Compulser une publicité d’époque en couleur de la Méhari génère aujourd’hui l’étrange sentiment qu’on devait être plus heureux avant. Est-ce le fait que les belles créatures blondes dont les mini jupes dévoilent des jambes sans fin, rient aux éclats alors que les mannequins d’aujourd’hui font la gueule. Peut-être. Ou plus simplement parce que chacune d’elles est essentiellement liée au plaisir; balade, pique nique, baignade, pêche, golf. On n’imagine absolument pas qu’un possesseur de Méhari ait pu être malheureux.

Le jouet
les années bonheur

Cette année la Méhari qui fête son quarantième anniversaire n’a pas vieilli

Sa bouille terriblement sympathique doit beaucoup jouer dans cet affect. En voyant sa silhouette cubique intemporelle on n’imagine pas un seul instant qu’elle a vu le jour il y a 40 ans. Ses formes inspirées par la logique la situent hors des modes. Si on refaisait la Méhari aujourd’hui, on la referait exactement pareille. Elle ferait encore songer à la petite voiture en plastique moulé rouge ou verte qu’on faisait rouler sur la table de la cuisine lorsqu’on était gamin. C’est un jouet grandeur nature pour adulte.
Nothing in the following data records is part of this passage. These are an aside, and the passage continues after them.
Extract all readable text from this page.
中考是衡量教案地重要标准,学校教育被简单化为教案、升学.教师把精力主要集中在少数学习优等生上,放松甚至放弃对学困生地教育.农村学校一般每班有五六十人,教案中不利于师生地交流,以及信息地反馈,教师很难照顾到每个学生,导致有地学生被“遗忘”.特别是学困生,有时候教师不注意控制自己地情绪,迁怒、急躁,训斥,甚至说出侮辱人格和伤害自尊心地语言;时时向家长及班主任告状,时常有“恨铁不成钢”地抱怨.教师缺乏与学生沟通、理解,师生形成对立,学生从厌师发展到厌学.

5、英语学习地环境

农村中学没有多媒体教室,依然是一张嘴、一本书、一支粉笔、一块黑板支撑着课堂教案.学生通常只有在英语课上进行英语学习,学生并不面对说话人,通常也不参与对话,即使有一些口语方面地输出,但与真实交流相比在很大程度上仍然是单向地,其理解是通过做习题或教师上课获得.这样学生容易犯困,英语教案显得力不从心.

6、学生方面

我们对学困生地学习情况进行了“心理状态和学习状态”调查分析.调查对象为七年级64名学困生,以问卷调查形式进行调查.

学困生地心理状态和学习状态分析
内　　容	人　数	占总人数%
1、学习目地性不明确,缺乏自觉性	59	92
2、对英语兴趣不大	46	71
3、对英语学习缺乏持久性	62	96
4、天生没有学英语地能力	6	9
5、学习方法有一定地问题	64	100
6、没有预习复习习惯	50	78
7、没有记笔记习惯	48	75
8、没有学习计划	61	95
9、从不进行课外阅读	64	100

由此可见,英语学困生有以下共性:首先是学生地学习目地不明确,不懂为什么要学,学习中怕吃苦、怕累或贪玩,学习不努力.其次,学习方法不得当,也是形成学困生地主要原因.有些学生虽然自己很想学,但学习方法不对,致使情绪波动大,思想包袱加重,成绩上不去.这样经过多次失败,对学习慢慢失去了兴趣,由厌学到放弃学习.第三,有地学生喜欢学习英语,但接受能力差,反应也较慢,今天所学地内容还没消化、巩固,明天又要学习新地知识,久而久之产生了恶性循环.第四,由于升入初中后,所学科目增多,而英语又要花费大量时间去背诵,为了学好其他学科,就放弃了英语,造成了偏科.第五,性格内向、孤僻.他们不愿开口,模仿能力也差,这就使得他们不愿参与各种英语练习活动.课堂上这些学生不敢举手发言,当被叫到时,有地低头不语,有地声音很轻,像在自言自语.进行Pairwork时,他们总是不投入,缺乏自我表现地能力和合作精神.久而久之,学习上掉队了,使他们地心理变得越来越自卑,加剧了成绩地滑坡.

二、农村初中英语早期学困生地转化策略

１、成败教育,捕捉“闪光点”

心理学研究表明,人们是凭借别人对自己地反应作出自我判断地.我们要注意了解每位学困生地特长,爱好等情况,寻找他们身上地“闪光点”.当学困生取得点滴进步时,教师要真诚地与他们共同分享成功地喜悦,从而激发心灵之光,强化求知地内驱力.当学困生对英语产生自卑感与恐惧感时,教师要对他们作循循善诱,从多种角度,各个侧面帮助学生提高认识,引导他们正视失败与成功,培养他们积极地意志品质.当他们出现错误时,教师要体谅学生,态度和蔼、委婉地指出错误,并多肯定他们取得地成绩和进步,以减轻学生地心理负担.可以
Ce véhicule a été réalisé sur la base de la 2CV Citroën, ou pour être plus précis sur celle de la Dyane 6 qui prêtait sa mécanique plus puissante. Un vaillant bi-cylindres de 602 cm3 refroidi par air au bruit reconnaissable entre mille délivrant 26 ch DIN (29 en fin de carrière). On sait aussi qu’elle a été pensée dans l’esprit de la Mini-Moke ou plutôt d’une Jeep par une société indépendante de Citroën.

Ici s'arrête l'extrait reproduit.